>> > My laptop's 13" screen has a native resolution of 3200x1800 which
>> > makes everything crazy small on-screen.  Is there a good method for
>> > telling Xorg or xfce4 to compensate, or should I one-at-a-time my
>> > applications?  I can adjust the resolution down but it makes the
>> > colors look weird.
>>
>>
>> After some more research, it turns out this is a pretty well-known
>> problem on the Linux desktop (it's called HiDPI) without a good
>> solution... except for this:
>>
>> https://forums.linuxmint.com/viewtopic.php?t=159064
>> https://bugs.freedesktop.org/show_bug.cgi?id=94816
>>
>> The solution is to patch xrandr with the capability to do nearest
>> neighbor filtering and run xrandr like this:
>>
>> xrandr --output eDP1 --mode "3200x1800" --scale "0.5x0.5"
>>
>> It works great.
>>
>
> I don't see how it can be called great. This is pretty much losing most
> of the benefits you have with a HiDPI screen, by just making it be
> almost the same as a 1600x900 screen, except the scaling involves some
> nearest neighbor filtering, which sometimes might be good, sometimes
> bad, and never as good as rendering things in HiDPI.
>
> For HiDPI you want the toolkit to support it properly and configure it
> as such.

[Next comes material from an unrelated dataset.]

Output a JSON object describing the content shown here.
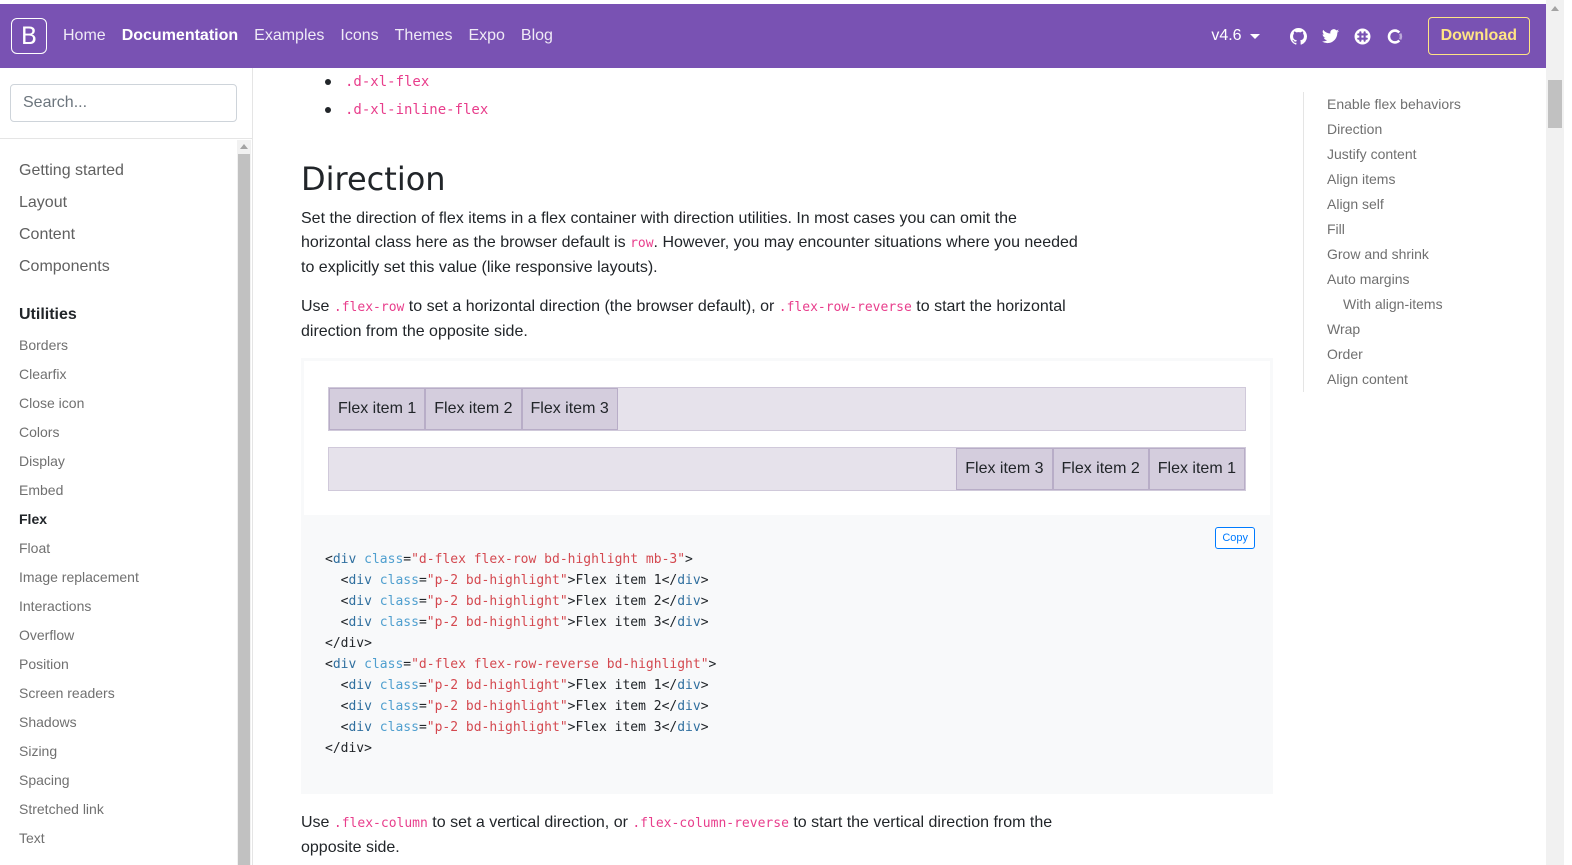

GTK+3 is such a toolkit, but outside of GNOME (where it works
> out of the box), I don't know what exactly it takes to set things up.
> Plus you'll need a solution for your gtk2/whatever other things,
> preferably one that doesn't make things worse for gtk3 things, like
> that xrandr hack does.
>
> Probably something like
> gsettings set org.gnome.desktop.interface scaling-factor 2
> combined with something for the other stuff that doesn't mess with the
> former.
> Outside GNOME, maybe exporting GDK_SCALE=2 works, if the dconf setting
> isn't honored outside it.


I hope you'll agree that sounds like a mess.

When I said it was great I meant in comparison to running 3200x1800
with defaults (unusable) or running 1600x900 (blurry and hard to look
at).  Admittedly this is not a good place for Linux desktop to be.

Is there a good way to run xrandr when X starts so it doesn't have to
be run per user and will apply to lightdm?